Welcome to the ragball was an exhibition of new painting and sculpture by Lester Goldman (1942 - 2005) at JNG in Kansas City in 2001. The exhibition also debuted a limited edition book by Goldman and Brady Vest of Hammerpress in Kansas City.
Culminating in 1996 with the exhibition "Wombshot" at Grand Arts in Kansas City, Lester Goldman completed a 10 year project of carnival-structured events including large-scale paintings and sculpture, texts and diagrams, animated loop devices, music and performance. The new works in "welcome to the ragball" were his most conceptually refined to date. They continued the then recent reduction, both in materials and complexity of imagery first seen in the paintings exhibited in his 1998 exhibition at the Jan Weiner Gallery, and furthered Goldman's investigations into "base liquidity, color alert, life support systems, weightlessness and expressive movement". In these new paintings, there were now larger fields of color, more dialogue with abstraction and further obscuration of figurative references. What remained and came to the forefront were the resultant forms, colors and emotions that resulted from the earlier "actions" that continued to inform his work. The new sculptures, too, were simplified and refined and related closely to the paintings in scale, feel, color and form.

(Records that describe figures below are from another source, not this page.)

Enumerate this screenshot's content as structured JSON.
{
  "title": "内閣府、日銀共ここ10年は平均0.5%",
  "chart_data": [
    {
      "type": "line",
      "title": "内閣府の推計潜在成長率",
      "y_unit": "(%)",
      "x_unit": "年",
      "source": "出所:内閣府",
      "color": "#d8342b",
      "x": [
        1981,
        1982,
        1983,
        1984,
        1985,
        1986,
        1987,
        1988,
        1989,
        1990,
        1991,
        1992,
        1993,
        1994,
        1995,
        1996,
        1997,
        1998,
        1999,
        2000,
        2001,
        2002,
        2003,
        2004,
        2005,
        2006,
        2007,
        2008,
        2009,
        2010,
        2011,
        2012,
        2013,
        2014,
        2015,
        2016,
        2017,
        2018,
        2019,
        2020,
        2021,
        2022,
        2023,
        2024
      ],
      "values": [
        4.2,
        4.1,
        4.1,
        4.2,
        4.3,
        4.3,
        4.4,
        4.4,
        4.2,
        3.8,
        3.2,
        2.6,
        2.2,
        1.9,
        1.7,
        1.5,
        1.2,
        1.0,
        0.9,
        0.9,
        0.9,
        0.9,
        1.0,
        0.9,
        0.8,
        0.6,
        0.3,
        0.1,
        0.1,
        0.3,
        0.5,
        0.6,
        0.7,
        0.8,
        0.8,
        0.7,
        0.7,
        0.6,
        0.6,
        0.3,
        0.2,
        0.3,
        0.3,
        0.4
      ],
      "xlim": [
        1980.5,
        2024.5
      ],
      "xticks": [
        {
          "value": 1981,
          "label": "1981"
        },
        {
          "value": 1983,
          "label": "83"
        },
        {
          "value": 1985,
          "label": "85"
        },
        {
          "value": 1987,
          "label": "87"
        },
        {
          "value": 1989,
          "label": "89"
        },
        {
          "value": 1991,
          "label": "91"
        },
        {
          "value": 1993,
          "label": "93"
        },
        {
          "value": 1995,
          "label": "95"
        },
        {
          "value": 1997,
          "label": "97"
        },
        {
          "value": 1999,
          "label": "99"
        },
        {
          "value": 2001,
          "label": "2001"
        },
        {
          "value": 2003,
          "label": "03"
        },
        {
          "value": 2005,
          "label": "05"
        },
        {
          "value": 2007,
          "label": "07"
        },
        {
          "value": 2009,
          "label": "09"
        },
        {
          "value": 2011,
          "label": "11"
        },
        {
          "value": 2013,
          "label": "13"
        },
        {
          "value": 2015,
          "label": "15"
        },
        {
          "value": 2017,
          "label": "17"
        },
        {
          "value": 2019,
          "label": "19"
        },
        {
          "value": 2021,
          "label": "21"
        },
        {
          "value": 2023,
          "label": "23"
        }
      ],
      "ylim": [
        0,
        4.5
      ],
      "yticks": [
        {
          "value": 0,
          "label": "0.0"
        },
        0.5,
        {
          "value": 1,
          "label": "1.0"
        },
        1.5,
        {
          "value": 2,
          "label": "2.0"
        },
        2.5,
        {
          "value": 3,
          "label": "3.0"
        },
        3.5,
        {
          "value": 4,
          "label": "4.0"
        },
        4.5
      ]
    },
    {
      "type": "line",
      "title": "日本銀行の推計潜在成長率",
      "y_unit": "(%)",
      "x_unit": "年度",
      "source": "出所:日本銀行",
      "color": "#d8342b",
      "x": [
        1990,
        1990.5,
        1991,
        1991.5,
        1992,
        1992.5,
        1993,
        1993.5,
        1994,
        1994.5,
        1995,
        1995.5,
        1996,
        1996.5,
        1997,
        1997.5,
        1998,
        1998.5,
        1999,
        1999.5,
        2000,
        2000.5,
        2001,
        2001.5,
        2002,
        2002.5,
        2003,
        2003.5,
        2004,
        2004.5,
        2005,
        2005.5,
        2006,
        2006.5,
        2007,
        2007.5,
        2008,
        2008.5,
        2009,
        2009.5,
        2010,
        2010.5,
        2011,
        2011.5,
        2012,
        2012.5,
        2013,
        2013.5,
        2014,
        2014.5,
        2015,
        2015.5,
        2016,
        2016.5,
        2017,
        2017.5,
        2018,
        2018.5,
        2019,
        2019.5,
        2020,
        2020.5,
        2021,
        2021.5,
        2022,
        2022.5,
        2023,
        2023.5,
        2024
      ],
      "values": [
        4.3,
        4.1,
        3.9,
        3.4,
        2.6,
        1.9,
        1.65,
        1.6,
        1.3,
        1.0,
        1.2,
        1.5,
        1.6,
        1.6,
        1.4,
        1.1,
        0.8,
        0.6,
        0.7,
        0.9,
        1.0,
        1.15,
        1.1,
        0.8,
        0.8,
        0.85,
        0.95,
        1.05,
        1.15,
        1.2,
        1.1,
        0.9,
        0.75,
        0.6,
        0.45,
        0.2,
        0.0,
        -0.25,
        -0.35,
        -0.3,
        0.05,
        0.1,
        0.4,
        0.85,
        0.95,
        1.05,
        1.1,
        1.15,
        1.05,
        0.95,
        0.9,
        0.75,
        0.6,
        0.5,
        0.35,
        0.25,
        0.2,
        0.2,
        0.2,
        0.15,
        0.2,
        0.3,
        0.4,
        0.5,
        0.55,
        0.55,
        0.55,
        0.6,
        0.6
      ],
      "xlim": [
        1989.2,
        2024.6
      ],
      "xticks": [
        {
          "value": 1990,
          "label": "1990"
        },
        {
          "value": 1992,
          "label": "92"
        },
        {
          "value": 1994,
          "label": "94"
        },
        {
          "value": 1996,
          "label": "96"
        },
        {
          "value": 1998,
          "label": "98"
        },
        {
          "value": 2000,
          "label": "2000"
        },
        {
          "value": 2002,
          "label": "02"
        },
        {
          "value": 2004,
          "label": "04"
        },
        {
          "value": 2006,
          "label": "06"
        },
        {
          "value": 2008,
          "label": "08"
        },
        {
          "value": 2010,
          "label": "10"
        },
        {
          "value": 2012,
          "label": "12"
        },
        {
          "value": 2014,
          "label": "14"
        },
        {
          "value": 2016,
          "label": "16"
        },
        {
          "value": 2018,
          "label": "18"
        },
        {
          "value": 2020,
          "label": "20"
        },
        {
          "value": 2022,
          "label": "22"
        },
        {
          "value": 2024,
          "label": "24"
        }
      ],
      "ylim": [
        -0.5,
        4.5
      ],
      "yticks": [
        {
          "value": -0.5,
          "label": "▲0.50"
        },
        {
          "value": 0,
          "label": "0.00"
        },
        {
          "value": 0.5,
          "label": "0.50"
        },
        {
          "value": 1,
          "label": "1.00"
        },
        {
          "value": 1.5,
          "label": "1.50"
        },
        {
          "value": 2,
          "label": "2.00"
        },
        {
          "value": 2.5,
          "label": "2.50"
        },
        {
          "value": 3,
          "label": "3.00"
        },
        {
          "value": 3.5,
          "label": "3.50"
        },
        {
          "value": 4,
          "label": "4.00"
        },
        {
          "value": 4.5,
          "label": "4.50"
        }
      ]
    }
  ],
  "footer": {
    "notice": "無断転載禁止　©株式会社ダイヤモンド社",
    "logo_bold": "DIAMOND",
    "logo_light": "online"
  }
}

In collaboration with Brady Vest of Hammerpress, Lester Goldman also created a letterpress edition of "welcome to the ragball", a 32 page handprinted book limited to 250 copies. By chance, Goldman found some original 1930s comic illustration plates with prevailing social values relevant to that era. The book reproduces those plates, which Goldman has then "drawn into" as a response and in order to construct new associations without literal erasures. Additional responses to the 22 pages of drawings were made by five local poets in the second section of the book.The writers include Rush Rankin, Harvey Hix, Debra Di Blasi, Victoria Brockmeier and Christopher Leitch.